The TV ratings factor may not be so pressing next year anyway, though, with MLS moving into its unique 10-year rights deal with Apple. More conventional TV will still be part of the picture. But with the league growing to 29 teams next season (and eventually 30 teams after that) and looking to simultaneously compete with Liga MX while standing on its own, there’s more than enough in-house talent to revert to an inter-conference, East vs. West showdown that celebrates all MLS has to offer. Reverting to the guest-club format, where a European side on its preseason trip to the U.S. features as the opponent, would still draw eyeballs to the match, although players like Zimmerman may not find it as enjoyable from a competitive standpoint.

Regardless, there’s not going to be a dearth of opportunities for MLS and Liga MX to cross paths in the run-up to 2026 and beyond, and while the last two All-Star Games have been enjoyable, they may have already served their purpose.

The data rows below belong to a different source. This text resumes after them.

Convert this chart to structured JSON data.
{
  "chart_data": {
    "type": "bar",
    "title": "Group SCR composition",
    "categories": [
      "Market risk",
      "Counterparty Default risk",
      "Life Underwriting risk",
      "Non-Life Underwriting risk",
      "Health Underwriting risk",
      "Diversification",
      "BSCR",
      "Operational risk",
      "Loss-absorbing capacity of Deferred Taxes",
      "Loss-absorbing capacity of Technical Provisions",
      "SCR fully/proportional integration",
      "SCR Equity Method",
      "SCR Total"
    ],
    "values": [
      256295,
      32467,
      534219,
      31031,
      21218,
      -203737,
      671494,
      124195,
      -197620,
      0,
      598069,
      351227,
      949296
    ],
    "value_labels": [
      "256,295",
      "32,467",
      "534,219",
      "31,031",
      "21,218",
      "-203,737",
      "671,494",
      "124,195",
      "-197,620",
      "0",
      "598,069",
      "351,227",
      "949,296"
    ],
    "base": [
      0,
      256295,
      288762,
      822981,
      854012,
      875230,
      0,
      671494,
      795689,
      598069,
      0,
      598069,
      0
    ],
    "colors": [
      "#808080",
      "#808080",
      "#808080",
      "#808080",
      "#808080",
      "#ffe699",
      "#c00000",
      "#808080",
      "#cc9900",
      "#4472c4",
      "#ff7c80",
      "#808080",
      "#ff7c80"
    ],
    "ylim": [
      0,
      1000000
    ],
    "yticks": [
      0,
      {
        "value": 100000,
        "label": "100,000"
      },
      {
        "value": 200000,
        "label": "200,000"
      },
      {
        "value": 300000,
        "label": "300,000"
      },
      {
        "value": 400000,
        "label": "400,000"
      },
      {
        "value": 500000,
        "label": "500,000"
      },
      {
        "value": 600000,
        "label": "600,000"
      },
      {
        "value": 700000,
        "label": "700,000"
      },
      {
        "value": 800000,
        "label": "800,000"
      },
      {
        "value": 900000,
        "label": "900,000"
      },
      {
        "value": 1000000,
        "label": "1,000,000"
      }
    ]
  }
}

“The (2026) World Cup is a transformational opportunity for our league,” Garber said when discussing the expanded Leagues Cup upon its unveiling. “We need programming, we need partnerships and activities so we don’t just wait for it to come. … This tournament will be rocket fuel.”

The All-Star Game as it currently stands may have played a part in helping light the fuse as collaboration between the two leagues reached new levels, it just may not be necessary to continue facilitating it.